Purple Pinchers are generalist omnivore scavengers that eat anything from carrion, dead fish, and fallen fruit to rotting wood and sea turtle eggs. The species ranges well inland and can climb high. You might enjoy reading much more about its complex life history here.
from the July 10, 2011 Newsletter issued from Mayan Beach Garden Inn 20 kms north of Mahahual; Caribbean coastal beach and mangroves, ~N18.89°, ~W87.64°, Quintana Roo state, MÉXICO
CRAB IN A WORM SHELL
The other day I came across a crab carrying not the usual snail shell but rather the long, coiled shell of a so-called worm or sea snail, genus Vermicularia. That was so unusual that I picked up the crab and shell for a better look. Shortly the crab surprised me by removing most of his body from the shell as he tried to pull the shell loose from my fingers. This gave me a good view of the crab's long body, which nearly always is hidden inside a shell, as shown below:
This long body cues us to the fact that hermit crabs are not "true crabs," which normally possess rounded, oval or square, and often flattened bodies. In fact, hermit crabs are more closely related to certain kinds of lobsters than to true crabs.
from the August 14, 2011 Newsletter issued from Mayan Beach Garden Inn 20 kms north of Mahahual; Caribbean coastal beach and mangroves, ~N18.89°, ~W87.64°, Quintana Roo state, MÉXICO
HERMIT CRABS TÊTE-À-TÊTE
On the white sand road we came upon what's shown below:
That picture, taken at about 8:30 AM on a sunny day a meter or so onto the road, shows three hermit crabs, each wearing a borrowed mollusk shell. At the right is an immature crab with a small, white shell, while at the left two larger crabs, each wearing a different kind of snail shell, are doing something.
My first thought was that the two adults were mating and that possibly the younger one was attracted there by sex hormones the adults were emitting.
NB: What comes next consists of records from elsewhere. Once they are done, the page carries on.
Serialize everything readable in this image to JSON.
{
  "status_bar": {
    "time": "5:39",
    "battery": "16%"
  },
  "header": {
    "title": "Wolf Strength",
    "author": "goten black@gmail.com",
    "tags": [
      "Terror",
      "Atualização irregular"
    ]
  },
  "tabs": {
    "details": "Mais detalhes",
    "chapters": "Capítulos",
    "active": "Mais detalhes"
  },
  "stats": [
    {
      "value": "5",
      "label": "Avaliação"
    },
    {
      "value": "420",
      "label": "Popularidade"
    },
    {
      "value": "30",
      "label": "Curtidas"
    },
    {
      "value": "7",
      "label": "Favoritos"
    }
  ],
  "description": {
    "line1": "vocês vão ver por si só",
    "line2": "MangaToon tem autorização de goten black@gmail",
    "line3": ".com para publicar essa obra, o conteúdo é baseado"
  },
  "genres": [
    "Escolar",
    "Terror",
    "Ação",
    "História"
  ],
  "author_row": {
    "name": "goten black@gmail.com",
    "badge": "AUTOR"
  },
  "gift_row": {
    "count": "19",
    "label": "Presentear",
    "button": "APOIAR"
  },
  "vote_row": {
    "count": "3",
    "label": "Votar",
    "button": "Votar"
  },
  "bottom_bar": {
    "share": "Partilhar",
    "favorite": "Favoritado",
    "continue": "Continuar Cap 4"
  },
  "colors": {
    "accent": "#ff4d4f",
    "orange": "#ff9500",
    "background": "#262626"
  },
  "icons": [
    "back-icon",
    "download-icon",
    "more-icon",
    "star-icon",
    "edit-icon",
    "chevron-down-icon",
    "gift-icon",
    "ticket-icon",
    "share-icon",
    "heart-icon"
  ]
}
However, when dealing with invertebrate sex it's unwise to make assumptions. For instance, how about this question: Do crabs even have penises?
My friend Martin wanted a closer look so he picked them up... and to my astonishment they stayed connected and made no signs of coming undone, as shown below:
If you study that picture you can see that the bottom crab appears to be cowering passively in the shell while the top one is holding the bottom shell in its pincers. There's no sign of a penis, though.
On the Internet I read that "When hermit crabs mate, the male hermit crab positions the female hermit crab in front of him and passes spermatophore packets into her gonopores, where the female hermit crab's eggs are fertilized."
Spermatophore packets are compact little masses of sperm. Among hermit crabs, sex involves the two sexes aligning themselves so that their gonopores, or sexual openings, are opposite one another, enabling the spermatophores to pass from male to female. Male hermit crabs do not have penises.
My friend Martin, a Maya villager who pays attention to things, suggested that the crabs instead of mating might be fighting. In fact I read that among hermit crabs "Competition for new shells is keen and hermit crabs will often steal shells from one another. They will engage in fierce battles, fought to the death, for the possession of an appropriate shell. The loser of the engagement not only loses its life but will be eaten by the victor. It is because of this tendency towards fighting one another that the hermit crab is alternately named 'soldier crab'."
So, who knows what's going on in our pictures? Maybe someday a graduate student working on hermit crab behavior will be thrilled to see them.